Several variations of the species exist including:
- Caulerpa cupressoides var. cupressoides
- Caulerpa cupressoides var. elegans
- Caulerpa cupressoides var. flabellata
- Caulerpa cupressoides var. lycopodium
- Caulerpa cupressoides var. mamillosa

== Biomedical potential ==
Caulerpa genus consists of species that are resistant to herbivorous fishes due to its high content of sesquiterpenes and other phytochemicals that act as a chemical defense against herbivorous fishes. These chemical compounds are researched in order to find new compounds that can be used as antiviral, antimicrobial, cytotoxic, immunostimulatory, anti-obesity, cardioprotective, hepatoprotective and hypolipidemic medications.

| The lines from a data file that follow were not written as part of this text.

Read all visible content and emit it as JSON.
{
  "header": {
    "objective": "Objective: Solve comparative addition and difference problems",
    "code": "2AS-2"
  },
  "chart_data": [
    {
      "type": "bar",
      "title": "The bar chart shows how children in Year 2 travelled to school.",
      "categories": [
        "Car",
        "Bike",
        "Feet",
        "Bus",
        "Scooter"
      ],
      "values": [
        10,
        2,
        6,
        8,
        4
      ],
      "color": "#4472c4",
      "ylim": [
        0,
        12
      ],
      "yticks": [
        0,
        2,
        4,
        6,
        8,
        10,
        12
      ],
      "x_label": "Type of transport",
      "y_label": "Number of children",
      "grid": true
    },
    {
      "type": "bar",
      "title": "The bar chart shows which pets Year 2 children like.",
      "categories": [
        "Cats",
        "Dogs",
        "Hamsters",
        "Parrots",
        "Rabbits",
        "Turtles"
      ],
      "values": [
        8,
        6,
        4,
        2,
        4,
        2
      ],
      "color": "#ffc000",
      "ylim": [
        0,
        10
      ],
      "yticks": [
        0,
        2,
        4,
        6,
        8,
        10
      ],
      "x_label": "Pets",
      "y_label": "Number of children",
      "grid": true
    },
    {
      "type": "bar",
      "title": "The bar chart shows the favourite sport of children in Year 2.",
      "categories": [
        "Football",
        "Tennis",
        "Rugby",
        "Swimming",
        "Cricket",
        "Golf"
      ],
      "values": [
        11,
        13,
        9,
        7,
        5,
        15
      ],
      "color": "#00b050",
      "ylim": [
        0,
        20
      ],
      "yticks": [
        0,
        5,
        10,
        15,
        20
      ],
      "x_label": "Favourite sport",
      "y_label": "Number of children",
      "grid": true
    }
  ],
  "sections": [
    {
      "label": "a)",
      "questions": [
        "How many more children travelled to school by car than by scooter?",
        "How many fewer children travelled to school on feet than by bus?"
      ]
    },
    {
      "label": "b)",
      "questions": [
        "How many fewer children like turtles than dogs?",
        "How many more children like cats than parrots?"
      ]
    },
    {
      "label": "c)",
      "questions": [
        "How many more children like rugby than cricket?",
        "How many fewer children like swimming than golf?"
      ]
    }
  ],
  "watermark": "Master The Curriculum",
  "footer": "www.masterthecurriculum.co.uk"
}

=== Sulfated polysaccharides ===
The sulfated polysaccharides were detected in Caulerpa cupressoides var. flabellata, collected from Nísia Floresta in Brazil. These unique polysaccharides had anticoagulant, antioxidant, and immunostimulatory activities, which suggest potential biomedical applications. However, polysaccharides extracted from these species did exhibit dose-dependent anticoagulant activities in the intrinsic and extrinsic pathways.

=== Lectins ===
Seaweeds are rich sources of lectins, which are glycoproteins of nonimmune origin that bind reversibly to specific mono or oligosaccharides, without exerting any enzymatic activity on these carbohydrates. Lectins, carbohydrate-binding proteins, are known as anti-nociceptive and anti-inflammatory agents, had been detected in Caulerpa cupressoides var. lycopodium, collected from Pacheco in Brazil. Current analgesia-inducing drugs such as opioids and nonsteroidal anti-inflammatory drugs are not helpful in all cases because of their side effects and low potency, so the search for alternatives with minimal side effects began in Caulerpa cupressoides species.

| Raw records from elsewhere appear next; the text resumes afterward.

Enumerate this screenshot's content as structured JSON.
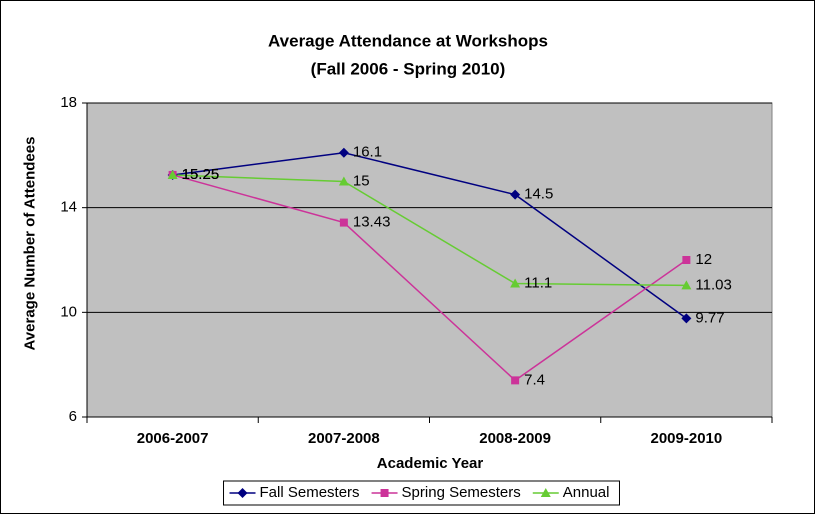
{
  "chart_data": {
    "type": "line",
    "title": "Average Attendance at Workshops",
    "subtitle": "(Fall 2006 - Spring 2010)",
    "xlabel": "Academic Year",
    "ylabel": "Average Number of Attendees",
    "categories": [
      "2006-2007",
      "2007-2008",
      "2008-2009",
      "2009-2010"
    ],
    "series": [
      {
        "name": "Fall Semesters",
        "color": "#000080",
        "marker": "diamond",
        "values": [
          15.25,
          16.1,
          14.5,
          9.77
        ]
      },
      {
        "name": "Spring Semesters",
        "color": "#cc3399",
        "marker": "square",
        "values": [
          15.25,
          13.43,
          7.4,
          12
        ]
      },
      {
        "name": "Annual",
        "color": "#66cc33",
        "marker": "triangle",
        "values": [
          15.25,
          15,
          11.1,
          11.03
        ]
      }
    ],
    "ylim": [
      6,
      18
    ],
    "yticks": [
      6,
      10,
      14,
      18
    ],
    "grid": true,
    "legend": "bottom",
    "data_labels": true
  }
}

In one research study, Caulerpa cupressoides lectins were injected in mice. When those lectins are injected 30 min prior to acetic acid, the mice inhibited writhing response in a dose-dependent manner; however, the antinociceptive effect was strongly reduced when lectins were combined with their binding sugar mucin, which on its own did not modify the nociceptive response induced by acetic acid.

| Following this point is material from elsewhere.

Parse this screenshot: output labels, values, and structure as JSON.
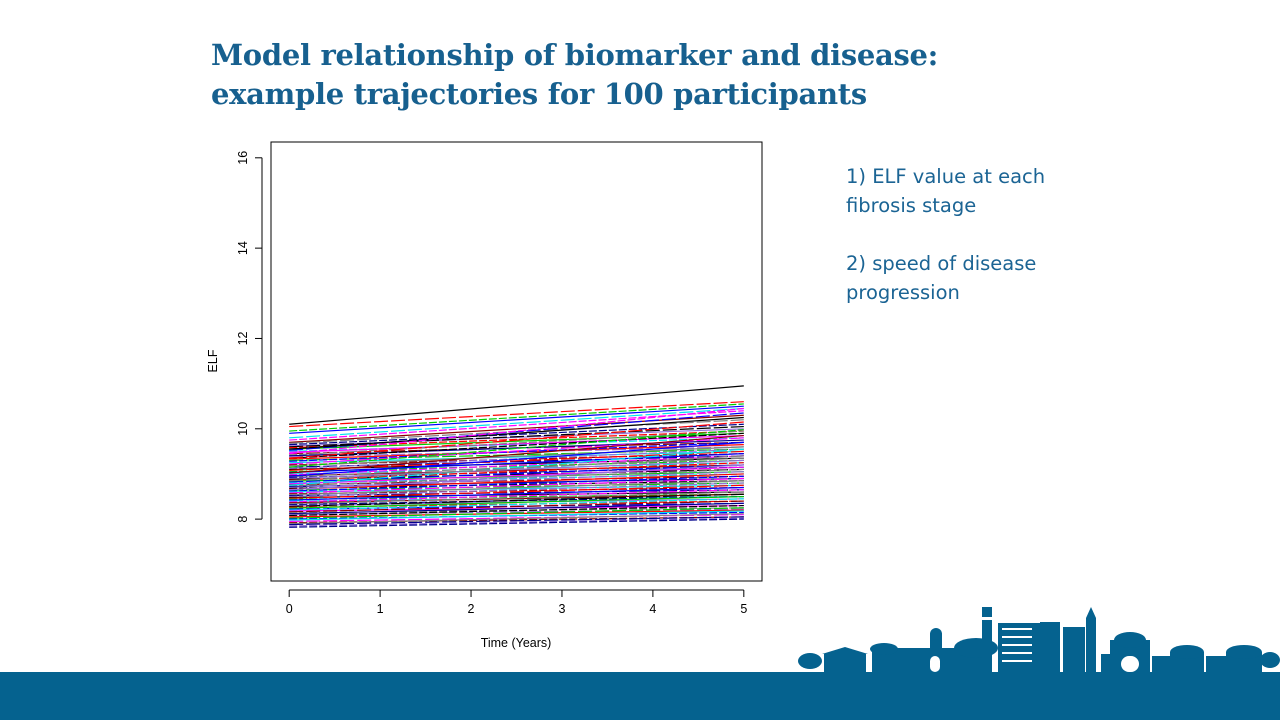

One study conducted on rats demonstrated that the administration of Caulerpa cupressoides lectins has a potential antinociceptive and anti-inflammatory effect, with a mechanism that is partially dependent on TNF-α, IL-1β, COX-2 and ICAM-1 inhibition, and independent from the opioid system and NO/cGMP/PKG/K+ATP channel pathway.

The single dose of lectin from Caulerpa cupressoides injected over seven consecutive days in mice did not show any signs of toxicity; furthermore, the animal body weight and the weight of essential organs such as liver, kidney, or heart appeared normal suggesting that usage of such lectins could be safe for further analysis.